Brandon Kintzler made his home debut for the Twins, and it wasn’t what he had in mind, either. The first three hitters he faced in the ninth inning all collected hits, including Adam Jones’ third home run of the year. It traveled nearly 400 feet, landing in the second deck in left field, and scored two runs.

“Adam Jones was scuffling a little bit,” Twins manager Paul Molitor deadpanned about Jones’ four-hit day, “but we got him going.”
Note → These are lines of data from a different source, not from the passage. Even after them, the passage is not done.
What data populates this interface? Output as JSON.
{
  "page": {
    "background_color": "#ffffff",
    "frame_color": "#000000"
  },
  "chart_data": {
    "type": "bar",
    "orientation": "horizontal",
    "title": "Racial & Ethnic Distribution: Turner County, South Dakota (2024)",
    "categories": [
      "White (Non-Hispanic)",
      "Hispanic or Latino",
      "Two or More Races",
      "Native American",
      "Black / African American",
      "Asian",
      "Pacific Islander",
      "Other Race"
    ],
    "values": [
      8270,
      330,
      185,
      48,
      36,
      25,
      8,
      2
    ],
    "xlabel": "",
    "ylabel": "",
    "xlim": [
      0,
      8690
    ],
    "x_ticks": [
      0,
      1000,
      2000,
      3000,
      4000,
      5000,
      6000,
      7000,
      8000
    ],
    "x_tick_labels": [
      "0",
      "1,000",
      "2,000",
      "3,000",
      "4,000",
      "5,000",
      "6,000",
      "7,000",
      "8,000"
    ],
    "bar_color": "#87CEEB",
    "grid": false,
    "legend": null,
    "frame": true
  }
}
But Kintzler avoided further damage; after Davis doubled, he retired Mark Trumbo on a lineout, then got Jonathan Schoop to hit into a double play.


Buxton makes progress

Molitor said the reports on Byron Buxton at Class AAA Rochester have been good. The rookie outfielder is batting .299 since being sent down in late April, with a .356 on-base percentage that shows he’s doing a better job of swinging at strikes.

“We’ve seen signs of life, in terms of production and confidence, all those things we’re looking for,” Molitor said. “The biggest thing is, he’s putting a lot of time in, trying to find ways to shorten his swing and trying to be more consistent in terms of putting the ball in play.”



• Nick Burdi will be sidelined at least a couple of weeks at Rochester and perhaps longer, Twins minor league director Brad Steil said. The righthanded reliever is suffering from a bone bruise in his upper right arm and will need to slowly ramp up his workload once it’s healed, Steil said.